A Federal Reserve official at the time called it "shock and awe." Another summed it up thus: "We will backstop everything."

The policy didn't come cheap as governments world-wide poured around $1 trillion into the system. Nor was it fair to the tax-paying citizens who had to pick up the tab for other people's sins. But it eventually succeeded in avoiding a global Depression.

Today, such a response isn't on the menu. The present strains aren't caused by a lack of liquidity—U.S. companies, for one, are sitting on record cash piles—or too much leverage. Both corporate and personal balance sheets are no longer bloated with debt.

The real issue is a chronic lack of confidence by financial actors in one another and their governments' ability to kick-start economic growth.

If you need any proof of that, just look at the problems in the "plumbing" of the financial system—from the "repo" market to interbank lending—or ask S&P or buyers of Italian and Spanish bonds, how confident they are that politicians will sort out this mess.

The peculiar nature of this crisis means that reaching for the weapons used in the last one just won't work.

Consider Wall Street's current clamor for intervention by the monetary authorities—be it in the form of more liquidity injections (or "QE3") by the Fed or the European Central Bank.

So 2008.

Even if the central banks were inclined that way, pumping more money into an economy already flush with cash would provide little solace.

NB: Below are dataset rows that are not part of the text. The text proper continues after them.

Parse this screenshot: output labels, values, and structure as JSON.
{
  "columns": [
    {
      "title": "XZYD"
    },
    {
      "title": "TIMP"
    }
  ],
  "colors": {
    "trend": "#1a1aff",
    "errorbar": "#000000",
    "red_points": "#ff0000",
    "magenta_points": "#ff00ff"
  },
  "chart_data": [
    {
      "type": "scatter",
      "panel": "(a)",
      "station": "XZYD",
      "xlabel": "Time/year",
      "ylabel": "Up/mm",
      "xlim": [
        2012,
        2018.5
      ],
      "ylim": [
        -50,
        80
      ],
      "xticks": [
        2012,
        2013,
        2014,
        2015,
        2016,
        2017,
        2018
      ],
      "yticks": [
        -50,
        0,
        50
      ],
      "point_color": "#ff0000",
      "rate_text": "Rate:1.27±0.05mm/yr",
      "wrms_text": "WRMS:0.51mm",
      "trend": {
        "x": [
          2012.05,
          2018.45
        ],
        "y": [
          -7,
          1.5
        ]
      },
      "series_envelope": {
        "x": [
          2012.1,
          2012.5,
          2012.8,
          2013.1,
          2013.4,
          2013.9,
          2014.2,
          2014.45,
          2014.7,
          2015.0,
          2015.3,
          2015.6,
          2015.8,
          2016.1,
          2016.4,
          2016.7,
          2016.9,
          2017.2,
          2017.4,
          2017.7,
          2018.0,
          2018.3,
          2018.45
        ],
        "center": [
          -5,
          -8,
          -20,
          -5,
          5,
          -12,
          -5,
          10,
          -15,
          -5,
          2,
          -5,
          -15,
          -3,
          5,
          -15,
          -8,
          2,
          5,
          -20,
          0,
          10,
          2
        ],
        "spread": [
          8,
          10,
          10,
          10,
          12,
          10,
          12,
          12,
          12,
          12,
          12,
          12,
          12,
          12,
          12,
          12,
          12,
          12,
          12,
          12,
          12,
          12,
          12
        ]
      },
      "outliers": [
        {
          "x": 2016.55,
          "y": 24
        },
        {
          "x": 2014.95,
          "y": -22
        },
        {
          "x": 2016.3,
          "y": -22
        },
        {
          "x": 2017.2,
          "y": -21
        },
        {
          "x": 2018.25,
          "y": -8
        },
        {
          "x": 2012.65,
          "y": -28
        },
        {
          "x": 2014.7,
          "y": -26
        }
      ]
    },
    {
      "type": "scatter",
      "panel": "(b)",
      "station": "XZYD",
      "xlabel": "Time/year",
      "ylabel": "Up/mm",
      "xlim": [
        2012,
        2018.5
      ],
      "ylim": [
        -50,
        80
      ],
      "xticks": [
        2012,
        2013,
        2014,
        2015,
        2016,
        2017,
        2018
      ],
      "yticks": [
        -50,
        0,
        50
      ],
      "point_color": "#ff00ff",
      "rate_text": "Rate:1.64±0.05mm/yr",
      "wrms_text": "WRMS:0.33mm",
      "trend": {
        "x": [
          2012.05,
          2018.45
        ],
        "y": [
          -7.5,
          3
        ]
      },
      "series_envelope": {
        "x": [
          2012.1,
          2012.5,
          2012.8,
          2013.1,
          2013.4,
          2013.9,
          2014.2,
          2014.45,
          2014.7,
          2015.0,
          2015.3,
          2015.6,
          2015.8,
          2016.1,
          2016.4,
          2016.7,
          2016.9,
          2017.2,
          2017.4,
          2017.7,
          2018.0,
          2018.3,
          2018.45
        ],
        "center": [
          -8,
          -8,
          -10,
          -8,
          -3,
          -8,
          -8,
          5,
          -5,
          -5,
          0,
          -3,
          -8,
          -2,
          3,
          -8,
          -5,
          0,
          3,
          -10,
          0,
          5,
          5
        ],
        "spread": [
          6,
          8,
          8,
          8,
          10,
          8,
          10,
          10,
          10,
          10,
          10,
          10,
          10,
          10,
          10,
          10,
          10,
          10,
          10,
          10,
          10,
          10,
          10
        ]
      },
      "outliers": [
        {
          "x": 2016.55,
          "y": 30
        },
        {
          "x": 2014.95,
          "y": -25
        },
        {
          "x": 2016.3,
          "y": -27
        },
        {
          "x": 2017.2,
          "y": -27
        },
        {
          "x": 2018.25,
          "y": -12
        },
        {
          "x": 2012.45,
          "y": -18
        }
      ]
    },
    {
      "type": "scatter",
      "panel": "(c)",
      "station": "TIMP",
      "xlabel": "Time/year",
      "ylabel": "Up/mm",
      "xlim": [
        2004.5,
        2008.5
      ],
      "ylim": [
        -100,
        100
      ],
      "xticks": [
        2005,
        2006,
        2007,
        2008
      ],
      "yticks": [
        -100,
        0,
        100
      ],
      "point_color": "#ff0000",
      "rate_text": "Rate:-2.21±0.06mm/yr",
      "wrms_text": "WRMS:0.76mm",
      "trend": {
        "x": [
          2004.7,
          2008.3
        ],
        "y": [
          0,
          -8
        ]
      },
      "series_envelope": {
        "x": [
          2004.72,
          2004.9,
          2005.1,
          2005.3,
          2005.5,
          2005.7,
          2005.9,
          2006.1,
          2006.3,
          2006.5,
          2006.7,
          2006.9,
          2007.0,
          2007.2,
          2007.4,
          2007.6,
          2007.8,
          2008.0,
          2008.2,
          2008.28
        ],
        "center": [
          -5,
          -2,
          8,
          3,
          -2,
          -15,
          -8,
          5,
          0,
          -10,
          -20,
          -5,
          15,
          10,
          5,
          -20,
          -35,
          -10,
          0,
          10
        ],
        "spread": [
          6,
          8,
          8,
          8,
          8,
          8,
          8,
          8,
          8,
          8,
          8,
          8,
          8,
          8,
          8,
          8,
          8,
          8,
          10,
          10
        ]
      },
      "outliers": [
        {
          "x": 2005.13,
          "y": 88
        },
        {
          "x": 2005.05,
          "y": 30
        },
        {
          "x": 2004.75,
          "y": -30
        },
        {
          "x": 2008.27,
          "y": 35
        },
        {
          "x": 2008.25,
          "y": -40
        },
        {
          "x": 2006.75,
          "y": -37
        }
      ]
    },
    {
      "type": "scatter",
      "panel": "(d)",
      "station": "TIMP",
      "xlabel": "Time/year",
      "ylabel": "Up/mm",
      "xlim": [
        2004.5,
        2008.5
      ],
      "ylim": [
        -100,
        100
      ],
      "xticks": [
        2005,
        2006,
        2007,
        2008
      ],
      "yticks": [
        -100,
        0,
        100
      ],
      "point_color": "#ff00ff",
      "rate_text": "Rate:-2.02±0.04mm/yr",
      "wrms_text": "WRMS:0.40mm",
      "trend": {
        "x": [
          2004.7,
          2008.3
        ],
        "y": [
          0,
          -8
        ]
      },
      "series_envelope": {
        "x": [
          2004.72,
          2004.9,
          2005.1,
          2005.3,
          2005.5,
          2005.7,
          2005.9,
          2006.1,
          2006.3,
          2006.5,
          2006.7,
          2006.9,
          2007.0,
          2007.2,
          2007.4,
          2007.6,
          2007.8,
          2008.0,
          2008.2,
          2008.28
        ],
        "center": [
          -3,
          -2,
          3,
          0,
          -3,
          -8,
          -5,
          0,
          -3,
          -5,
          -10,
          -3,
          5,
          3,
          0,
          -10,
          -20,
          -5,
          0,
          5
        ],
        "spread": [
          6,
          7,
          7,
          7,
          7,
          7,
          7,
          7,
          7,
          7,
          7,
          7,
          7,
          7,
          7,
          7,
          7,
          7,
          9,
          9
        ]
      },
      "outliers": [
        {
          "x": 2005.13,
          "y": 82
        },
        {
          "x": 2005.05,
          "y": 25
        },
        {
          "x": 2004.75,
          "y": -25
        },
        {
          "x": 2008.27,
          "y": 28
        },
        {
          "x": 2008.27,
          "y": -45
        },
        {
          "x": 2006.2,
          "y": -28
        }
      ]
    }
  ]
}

These days, large companies are frowning all the way to the bank, depositing excess funds in safe-but-idle accounts, as shown by Bank of New York's unprecedented move last week to charge companies to park their cash in its vaults.

As for jittery investors, a few more billions minted by Uncle Sam or his Frankfurt cousin are unlikely to be enough to persuade them to jump back into the market.

In 2011, the financial world can't go cap in hand to the political capitals, hoping for a handout. To get out of the current impasse, markets will have to rely on their inner strength or wait for politicians to take radical measures to spur economic growth.

A market-led solution isn't impossible. At some point prices of assets will become so cheap that they will reawaken the "animal spirits" of both investors and companies.

As Warren Buffett once wrote to his shareholders, "we have usually made our best purchases when apprehensions about some macro event were at a peak".

The alternative is to hope that politicians in the U.S and Europe will introduce the fiscal and labor reforms needed to reawaken demand and investment growth. But that is bound to take time.

As often, the past looks a lot simpler than the present. But the reality is that, unlike 2008, governments' money is no good in today's stressed environment.

—Francesco Guerrera is the editor of the Wall Street Journal's Money & Investing section.